La croissance de l'emploi ralentit
Mais quelle que soit la source de données que les Canadiens préfèrent consulter, M. Bernard a affirmé qu'une chose était claire au cours de l'année écoulée.
«La croissance de l'emploi, selon les deux indicateurs, a clairement ralenti», a-t-il déclaré.
«Le principal facteur à l'origine de cette situation est toutefois l'évolution de la croissance démographique et de la structure démographique.»
Statistique Canada a indiqué en mars que la population canadienne avait diminué en 2025, la première année enregistrée avec une baisse nette.
Avec un nombre croissant de baby-boomers atteignant l'âge de la retraite et moins de jeunes travailleurs pour les remplacer, M. Bernard a noté que la taille de la population active restera probablement stable, voire diminuera, dans les mois à venir.
Il a expliqué que cela signifie que le Canada doit créer moins d’emplois pour maintenir le taux de chômage stable. Les baisses mensuelles de l’emploi seraient également plus courantes dans l’enquête sur la population active, plus volatile, a-t-il fait valoir.
«Lorsque la tendance est stable (...) les chiffres vont osciller autour de ce niveau stable», a précisé M. Bernard.
«Même en l'absence de changement économique, ce phénomène va se produire plus souvent.»

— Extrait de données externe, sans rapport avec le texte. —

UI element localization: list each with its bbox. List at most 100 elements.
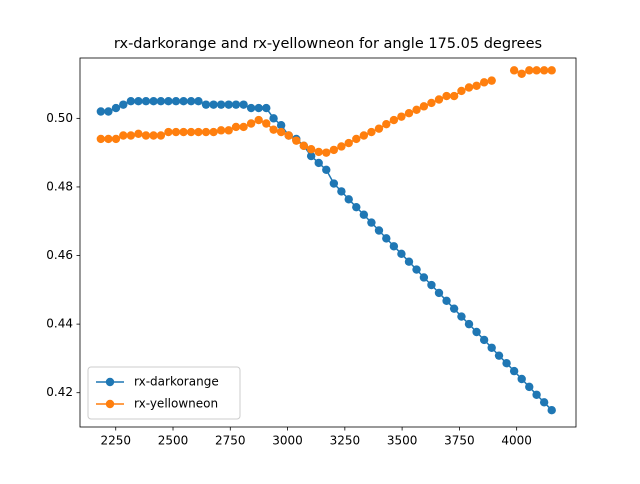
point [352,134,361,144]
point [472,327,481,337]
point [509,66,519,75]
point [276,121,286,130]
point [479,335,489,345]
point [216,126,226,135]
point [367,218,376,227]
point [246,119,256,128]
x-tick-label: 2750 [215,434,246,448]
point [525,66,534,75]
point [224,126,233,135]
point [382,119,391,129]
point [532,390,541,399]
point [322,165,331,174]
point [494,351,504,360]
point [164,97,173,106]
point [194,127,203,137]
point [389,115,399,125]
point [239,100,248,109]
point [412,105,421,114]
x-tick-label: 3000 [272,434,303,448]
point [427,98,436,108]
point [284,131,293,140]
point [156,97,166,106]
point [539,398,549,407]
axes-frame [79,57,577,428]
point [337,187,346,196]
point [434,288,444,298]
point [306,151,316,161]
point [96,134,106,144]
point [397,249,406,259]
point [126,97,136,106]
legend-label: rx-darkorange [134,375,219,389]
point [382,234,391,243]
point [487,76,496,85]
point [224,100,233,109]
point [472,81,481,90]
point [186,127,196,137]
point [231,122,241,132]
point [141,131,151,140]
point [457,86,466,96]
point [367,127,376,137]
point [201,127,211,137]
point [344,195,353,204]
point [276,127,286,137]
point [231,100,241,109]
point [532,66,541,75]
point [352,202,361,212]
point [111,103,121,113]
point [457,312,466,321]
point [119,100,128,109]
legend-marker [105,377,115,387]
point [359,131,369,140]
point [299,141,309,150]
point [442,91,451,101]
point [171,127,181,137]
point [464,83,474,92]
x-tick-label: 4000 [501,434,532,448]
x-tick-label: 2500 [158,434,189,448]
point [509,366,519,376]
point [547,66,556,75]
y-tick-label: 0.44 [46,317,73,331]
point [141,97,151,106]
point [404,257,414,266]
point [464,319,474,329]
point [329,145,339,155]
legend-label: rx-yellowneon [134,397,218,411]
point [262,103,271,113]
point [449,91,459,101]
point [479,78,489,87]
point [149,131,158,140]
point [517,69,526,78]
point [104,107,113,116]
point [292,136,301,145]
point [517,374,526,384]
point [374,226,384,235]
y-tick-label: 0.46 [46,248,73,262]
point [216,100,226,109]
point [194,97,203,106]
point [262,119,271,128]
point [434,95,444,104]
point [389,242,399,251]
point [322,148,331,157]
point [487,343,496,352]
point [209,127,218,137]
point [171,97,181,106]
point [547,405,556,415]
point [525,382,534,392]
legend-marker [105,399,115,409]
point [419,102,429,111]
chart-title: rx-darkorange and rx-yellowneon for angl… [114,36,542,52]
point [314,158,323,168]
point [419,273,429,282]
point [337,142,346,151]
point [306,145,316,154]
point [359,210,369,219]
point [254,103,263,113]
point [96,107,106,116]
y-tick-label: 0.50 [46,111,73,125]
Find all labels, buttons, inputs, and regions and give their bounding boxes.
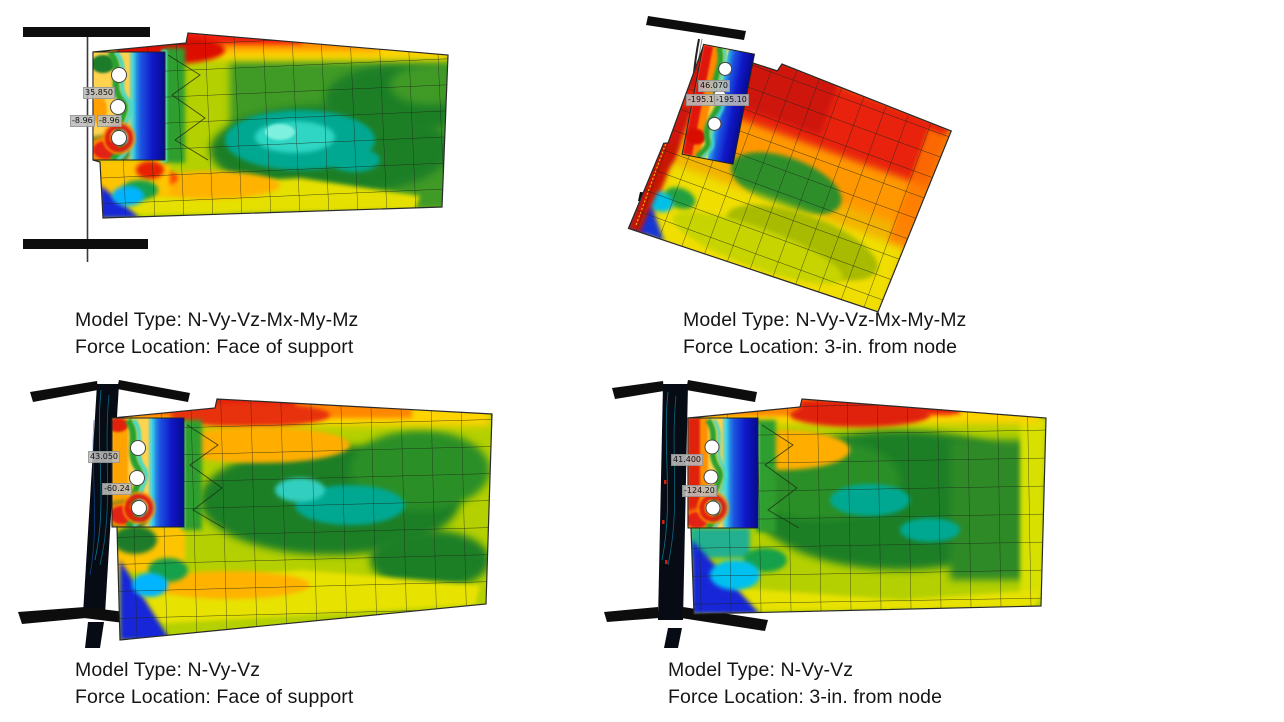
bolt-hole-icon [111, 67, 127, 83]
caption-force-location: Force Location: 3-in. from node [668, 686, 943, 708]
bolt-hole-icon [718, 61, 733, 76]
annotation-label: -124.20 [682, 485, 717, 497]
annotation-label: 41.400 [671, 454, 703, 466]
annotation-label: -195.10 [686, 94, 721, 106]
bolt-hole-icon [129, 470, 145, 486]
caption-force-location: Force Location: Face of support [75, 336, 354, 358]
annotation-label: 46.070 [698, 80, 730, 92]
panel-top-right-graphic [627, 16, 953, 321]
caption-top-right: Model Type: N-Vy-Vz-Mx-My-Mz Force Locat… [683, 307, 966, 361]
caption-top-left: Model Type: N-Vy-Vz-Mx-My-Mz Force Locat… [75, 307, 358, 361]
annotation-label: -195.10 [714, 94, 749, 106]
bolt-hole-icon [707, 116, 722, 131]
caption-model-type: Model Type: N-Vy-Vz [75, 659, 261, 681]
caption-force-location: Force Location: Face of support [75, 686, 354, 708]
bolt-hole-icon [705, 500, 721, 516]
caption-force-location: Force Location: 3-in. from node [683, 336, 958, 358]
shear-plate-contour [93, 52, 165, 160]
bolt-hole-icon [130, 440, 146, 456]
beam-web-contour [688, 399, 1046, 614]
caption-model-type: Model Type: N-Vy-Vz [668, 659, 854, 681]
bolt-hole-icon [703, 469, 719, 485]
column-graphic [23, 27, 150, 262]
shear-plate-contour [688, 418, 758, 528]
annotation-label: 35.850 [83, 87, 115, 99]
bolt-hole-icon [111, 130, 127, 146]
caption-bottom-right: Model Type: N-Vy-Vz Force Location: 3-in… [668, 657, 942, 711]
annotation-label: 43.050 [88, 451, 120, 463]
annotation-label: -8.96 [97, 115, 122, 127]
bolt-hole-icon [704, 439, 720, 455]
panel-bottom-left-graphic [18, 380, 493, 648]
bolt-hole-icon [110, 99, 126, 115]
annotation-label: -8.96 [70, 115, 95, 127]
caption-model-type: Model Type: N-Vy-Vz-Mx-My-Mz [75, 309, 359, 331]
annotation-label: -60.24 [102, 483, 132, 495]
beam-web-contour [628, 33, 953, 321]
panel-top-left-graphic [23, 27, 449, 262]
bolt-hole-icon [131, 500, 147, 516]
panel-bottom-right-graphic [604, 380, 1047, 648]
shear-plate-contour [112, 418, 184, 527]
caption-model-type: Model Type: N-Vy-Vz-Mx-My-Mz [683, 309, 967, 331]
caption-bottom-left: Model Type: N-Vy-Vz Force Location: Face… [75, 657, 353, 711]
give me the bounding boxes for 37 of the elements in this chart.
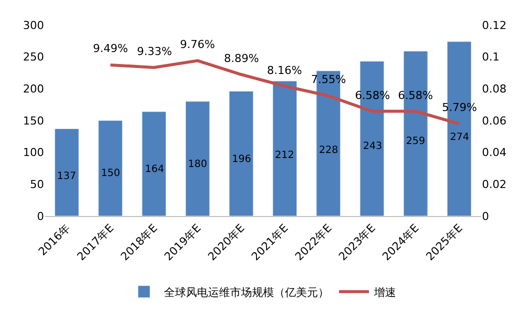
y2-tick-label: 0 xyxy=(482,210,489,223)
y-tick-label: 200 xyxy=(23,82,44,96)
y-tick-label: 150 xyxy=(23,114,44,128)
bar xyxy=(98,120,123,216)
y2-tick-label: 0.04 xyxy=(482,146,506,160)
y-tick-label: 0 xyxy=(37,210,44,223)
bar xyxy=(142,111,166,216)
legend-label: 增速 xyxy=(373,286,396,299)
bar xyxy=(54,128,80,216)
data-label: 137 xyxy=(57,171,76,182)
data-label: 259 xyxy=(406,136,426,147)
bar xyxy=(185,101,210,216)
data-label: 9.33% xyxy=(137,45,172,58)
data-label: 228 xyxy=(319,145,338,156)
y-tick-label: 50 xyxy=(30,178,44,192)
data-label: 243 xyxy=(363,141,382,152)
y-tick-label: 100 xyxy=(23,146,44,160)
y2-tick-label: 0.12 xyxy=(482,18,506,32)
data-label: 8.89% xyxy=(224,52,259,65)
y-tick-label: 250 xyxy=(23,50,44,64)
data-label: 180 xyxy=(188,159,208,170)
data-label: 196 xyxy=(232,154,252,165)
y2-tick-label: 0.06 xyxy=(482,114,506,128)
y2-tick-label: 0.08 xyxy=(482,82,506,96)
y-tick-label: 300 xyxy=(23,18,44,32)
bar xyxy=(228,90,254,216)
y2-tick-label: 0.02 xyxy=(482,178,506,192)
data-label: 9.76% xyxy=(180,38,215,51)
data-label: 274 xyxy=(450,132,470,143)
data-label: 9.49% xyxy=(93,42,128,55)
data-label: 164 xyxy=(145,164,164,175)
y2-tick-label: 0.1 xyxy=(482,50,500,64)
data-label: 150 xyxy=(101,168,120,179)
legend-label: 全球风电运维市场规模（亿美元） xyxy=(164,286,329,299)
data-label: 212 xyxy=(275,150,294,161)
bar xyxy=(272,80,298,216)
data-label: 8.16% xyxy=(267,64,302,77)
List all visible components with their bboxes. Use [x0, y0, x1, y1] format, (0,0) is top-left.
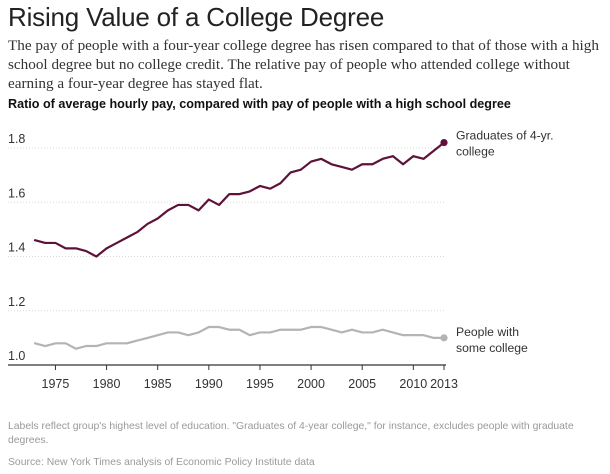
series-label: Graduates of 4-yr.	[456, 129, 554, 143]
x-tick-label: 2005	[348, 377, 376, 391]
x-tick-label: 2000	[297, 377, 325, 391]
x-tick-label: 2013	[430, 377, 458, 391]
series-labels: Graduates of 4-yr. college People with some…	[456, 129, 554, 355]
series-end-point	[440, 138, 448, 147]
y-tick-label: 1.4	[8, 241, 25, 255]
series-label: some college	[456, 341, 528, 355]
series-label: college	[456, 145, 495, 159]
y-tick-label: 1.6	[8, 186, 25, 200]
footnote: Labels reflect group's highest level of …	[8, 421, 574, 446]
page-subtitle: The pay of people with a four-year colle…	[8, 37, 599, 92]
x-axis: 1975 1980 1985 1990 1995 2000 2005 2010 2013	[42, 365, 458, 391]
x-tick-label: 1995	[246, 377, 274, 391]
series-label: People with	[456, 325, 519, 339]
series-line-college-graduates	[33, 141, 446, 258]
page-title: Rising Value of a College Degree	[8, 2, 385, 32]
x-tick-label: 1985	[144, 377, 172, 391]
chart-title: Ratio of average hourly pay, compared wi…	[8, 97, 511, 111]
series-end-point	[440, 334, 448, 342]
series-line-some-college	[33, 325, 446, 350]
source-note: Source: New York Times analysis of Econo…	[8, 457, 315, 468]
series-lines	[33, 138, 448, 350]
x-tick-label: 1980	[93, 377, 121, 391]
gridlines	[8, 147, 446, 366]
x-tick-label: 1990	[195, 377, 223, 391]
y-tick-label: 1.2	[8, 295, 25, 309]
y-tick-label: 1.8	[8, 132, 25, 146]
y-axis-labels: 1.0 1.2 1.4 1.6 1.8	[8, 132, 25, 363]
x-tick-label: 2010	[399, 377, 427, 391]
x-tick-label: 1975	[42, 377, 70, 391]
y-tick-label: 1.0	[8, 349, 25, 363]
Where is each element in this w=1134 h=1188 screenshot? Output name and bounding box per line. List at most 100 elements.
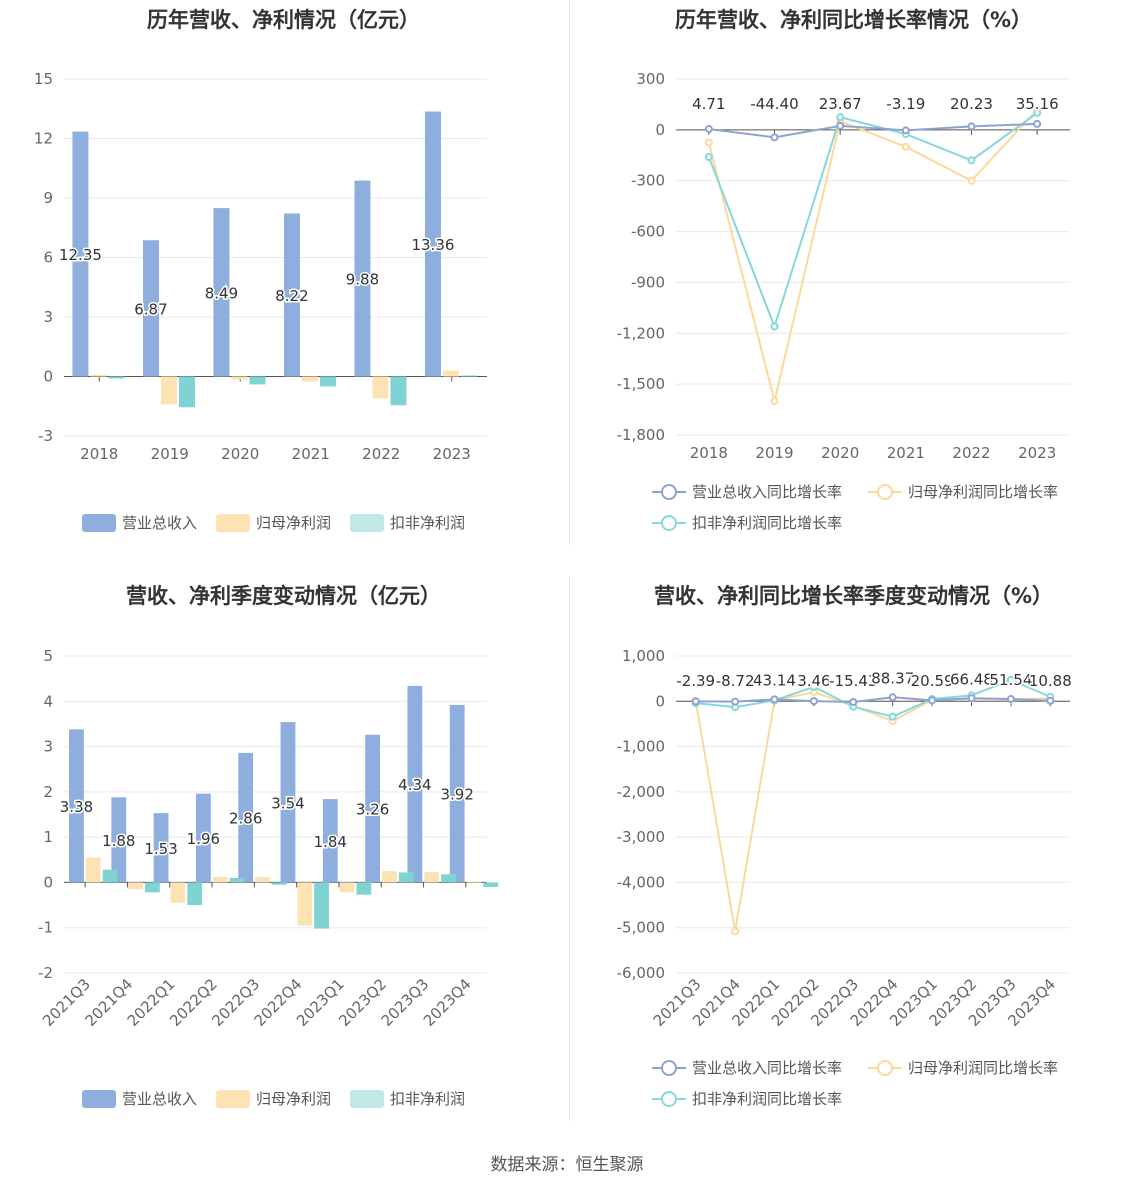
point-revenue-growth [928,696,937,705]
x-tick-label: 2020 [221,445,259,463]
point-revenue-growth [967,122,976,131]
y-tick-label: -4,000 [617,873,665,891]
quarterly-growth-title: 营收、净利同比增长率季度变动情况（%） [653,584,1054,608]
legend-label-deducted-growth: 扣非净利润同比增长率 [692,514,843,532]
bar-net-profit [442,370,459,377]
point-revenue-growth [901,126,910,135]
data-label: 13.36 [411,236,454,254]
point-revenue-growth [888,693,897,702]
bar-revenue [238,752,254,883]
legend-label-q-deducted-growth: 扣非净利润同比增长率 [692,1090,843,1108]
vertical-divider-bottom [569,576,570,1121]
bar-deducted [102,869,118,883]
data-label: 20.23 [950,95,993,113]
bar-revenue [153,813,169,883]
point-deducted-growth [1006,676,1015,685]
data-label: 35.16 [1016,95,1059,113]
bar-deducted [460,375,477,377]
bar-deducted [483,882,499,887]
data-label: 66.48 [950,670,993,688]
bar-deducted [441,874,456,883]
x-tick-label: 2019 [151,445,189,463]
point-net-profit-growth [731,927,740,936]
y-tick-label: -3,000 [617,828,665,846]
legend-item-q-revenue-growth[interactable]: 营业总收入同比增长率 [652,1057,842,1078]
bar-net-profit [301,376,318,382]
y-tick-label: 0 [43,873,53,891]
data-label: 3.26 [356,801,389,819]
legend-swatch-q-net-profit [216,1089,250,1108]
legend-item-net-profit[interactable]: 归母净利润 [216,512,331,533]
y-tick-label: 0 [655,692,665,710]
data-label: 2.86 [229,810,262,828]
legend-swatch-net-profit-growth [868,483,902,501]
data-label: 3.92 [440,786,473,804]
quarterly-growth-panel: 营收、净利同比增长率季度变动情况（%） -6,000 -5,000 -4,000 -3… [570,576,1134,1146]
bar-revenue [365,734,380,883]
legend-item-net-profit-growth[interactable]: 归母净利润同比增长率 [868,481,1058,502]
legend-item-q-deducted[interactable]: 扣非净利润 [350,1088,465,1109]
legend-item-q-deducted-growth[interactable]: 扣非净利润同比增长率 [652,1088,842,1109]
y-tick-label: 9 [43,189,53,207]
data-label: 1.84 [314,833,347,851]
legend-item-revenue[interactable]: 营业总收入 [82,512,197,533]
y-tick-label: -2 [38,964,53,982]
legend-item-q-net-profit-growth[interactable]: 归母净利润同比增长率 [868,1057,1058,1078]
bar-net-profit [231,376,248,380]
bar-revenue [283,213,300,377]
bar-net-profit [212,876,228,883]
annual-growth-title: 历年营收、净利同比增长率情况（%） [674,8,1033,32]
legend-item-q-revenue[interactable]: 营业总收入 [82,1088,197,1109]
series-line-deducted-growth [707,112,1038,330]
point-net-profit-growth [770,397,779,406]
point-deducted-growth [1033,108,1042,117]
legend-item-q-net-profit[interactable]: 归母净利润 [216,1088,331,1109]
point-revenue-growth [1006,694,1015,703]
annual-values-panel: 历年营收、净利情况（亿元） -3 0 3 6 9 12 15 2018 2019 2020 2021… [0,0,567,570]
point-net-profit-growth [967,176,976,185]
data-label: 23.67 [819,95,862,113]
y-tick-label: 4 [43,692,53,710]
data-label: 6.87 [134,300,167,318]
legend-swatch-deducted-growth [652,514,686,532]
point-deducted-growth [836,113,845,122]
legend-item-deducted-growth[interactable]: 扣非净利润同比增长率 [652,512,842,533]
x-tick-label: 2019 [755,444,793,462]
data-label: -44.40 [750,95,798,113]
legend-swatch-net-profit [216,513,250,532]
legend-swatch-q-deducted [350,1089,384,1108]
y-tick-label: 300 [636,70,665,88]
data-label: 1.53 [144,840,177,858]
bar-revenue [280,722,296,883]
y-tick-label: 3 [43,738,53,756]
quarterly-values-title: 营收、净利季度变动情况（亿元） [126,584,441,608]
legend-swatch-revenue-growth [652,483,686,501]
bar-net-profit [90,374,107,377]
data-label: -8.72 [716,672,755,690]
bar-revenue [424,111,441,377]
y-tick-label: -6,000 [617,964,665,982]
legend-item-revenue-growth[interactable]: 营业总收入同比增长率 [652,481,842,502]
bar-revenue [449,704,465,883]
legend-label-deducted: 扣非净利润 [390,514,466,532]
bar-net-profit [297,882,313,926]
bar-revenue [354,180,371,377]
legend-item-deducted[interactable]: 扣非净利润 [350,512,465,533]
series-line-net-profit-growth [707,108,1038,402]
y-tick-label: 1 [43,828,53,846]
bar-deducted [271,882,287,885]
data-label: 9.88 [346,271,379,289]
bar-deducted [144,882,160,893]
data-label: 51.54 [989,671,1032,689]
y-tick-label: -5,000 [617,919,665,937]
data-label: 10.88 [1029,672,1072,690]
point-net-profit-growth [901,142,910,151]
y-tick-label: -1,800 [617,426,665,444]
y-tick-label: 5 [43,647,53,665]
x-tick-label: 2022 [362,445,400,463]
point-revenue-growth [1046,696,1055,705]
legend-swatch-q-deducted-growth [652,1090,686,1108]
x-tick-label: 2020 [821,444,859,462]
bar-deducted [390,376,407,406]
series-line-net-profit-growth [694,691,1051,932]
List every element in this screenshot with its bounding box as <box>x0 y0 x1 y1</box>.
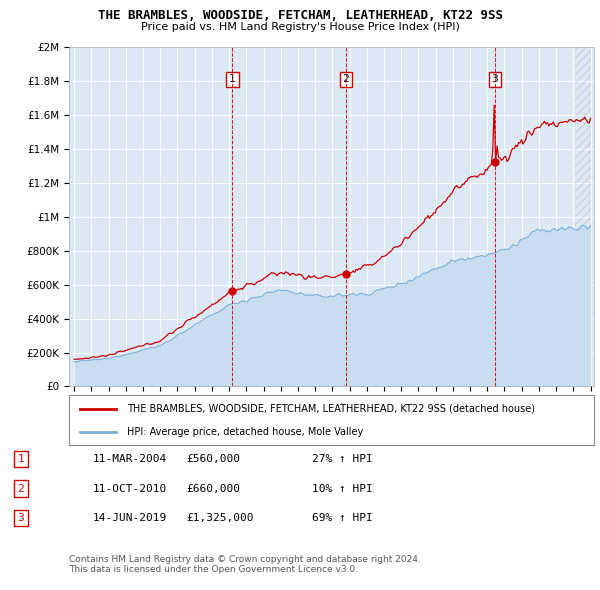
Text: THE BRAMBLES, WOODSIDE, FETCHAM, LEATHERHEAD, KT22 9SS: THE BRAMBLES, WOODSIDE, FETCHAM, LEATHER… <box>97 9 503 22</box>
Text: 1: 1 <box>17 454 25 464</box>
Text: HPI: Average price, detached house, Mole Valley: HPI: Average price, detached house, Mole… <box>127 427 363 437</box>
Text: 3: 3 <box>17 513 25 523</box>
Text: 69% ↑ HPI: 69% ↑ HPI <box>312 513 373 523</box>
Text: 10% ↑ HPI: 10% ↑ HPI <box>312 484 373 493</box>
Text: Contains HM Land Registry data © Crown copyright and database right 2024.: Contains HM Land Registry data © Crown c… <box>69 555 421 563</box>
Text: £660,000: £660,000 <box>186 484 240 493</box>
Text: THE BRAMBLES, WOODSIDE, FETCHAM, LEATHERHEAD, KT22 9SS (detached house): THE BRAMBLES, WOODSIDE, FETCHAM, LEATHER… <box>127 404 535 414</box>
Text: Price paid vs. HM Land Registry's House Price Index (HPI): Price paid vs. HM Land Registry's House … <box>140 22 460 32</box>
Text: 3: 3 <box>491 74 498 84</box>
Text: 11-MAR-2004: 11-MAR-2004 <box>93 454 167 464</box>
Text: 2: 2 <box>343 74 349 84</box>
Text: 27% ↑ HPI: 27% ↑ HPI <box>312 454 373 464</box>
Text: 1: 1 <box>229 74 236 84</box>
Text: 2: 2 <box>17 484 25 493</box>
Text: 14-JUN-2019: 14-JUN-2019 <box>93 513 167 523</box>
Text: This data is licensed under the Open Government Licence v3.0.: This data is licensed under the Open Gov… <box>69 565 358 574</box>
Text: £560,000: £560,000 <box>186 454 240 464</box>
Text: 11-OCT-2010: 11-OCT-2010 <box>93 484 167 493</box>
Text: £1,325,000: £1,325,000 <box>186 513 254 523</box>
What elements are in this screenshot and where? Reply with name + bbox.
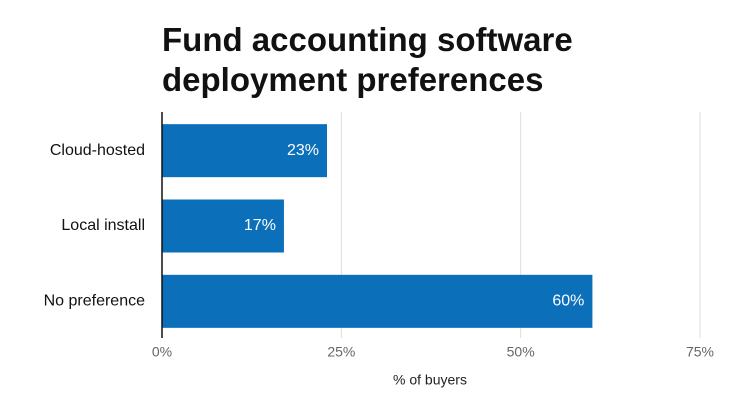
x-tick-label: 75% [686, 344, 714, 360]
y-tick-label: Local install [61, 217, 145, 234]
bar [162, 124, 327, 178]
data-label: 60% [552, 293, 584, 310]
bar [162, 199, 284, 253]
y-tick-label: No preference [44, 293, 145, 310]
data-label: 23% [287, 142, 319, 159]
bar [162, 274, 593, 328]
x-tick-label: 25% [327, 344, 355, 360]
y-tick-label: Cloud-hosted [50, 142, 145, 159]
x-axis-label: % of buyers [393, 372, 467, 388]
x-tick-label: 50% [507, 344, 535, 360]
data-label: 17% [244, 217, 276, 234]
x-tick-label: 0% [152, 344, 172, 360]
chart-title: Fund accounting software deployment pref… [162, 21, 573, 98]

Selon les prévisions de Desjardins, le taux de chômage devrait se maintenir autour de 6,7 % en 2026 – ce qui correspond exactement aux chiffres de février – avant de s'améliorer l'année prochaine.
Mme Norman a indiqué que ces prévisions de statu quo pourraient s’accompagner de quelques poches de création d’emplois, les augmentations prévues des dépenses publiques dans les secteurs de la défense et de la construction étant susceptibles de stimuler l’embauche dans ces domaines.
Elle a également suggéré que le taux de chômage élevé chez les jeunes pourrait baisser pendant la saison estivale des emplois, car la flambée des prix de l’énergie liée à la guerre en Iran fait grimper en flèche les coûts du kérosène et des billets d’avion. Cela pourrait inciter davantage de familles canadiennes à passer leurs vacances plus près de chez elles cette année, a-t-elle expliqué.
«Cela devrait contribuer à soutenir le secteur du tourisme au Canada et les emplois pour les jeunes qui y sont liés», a-t-elle déclaré.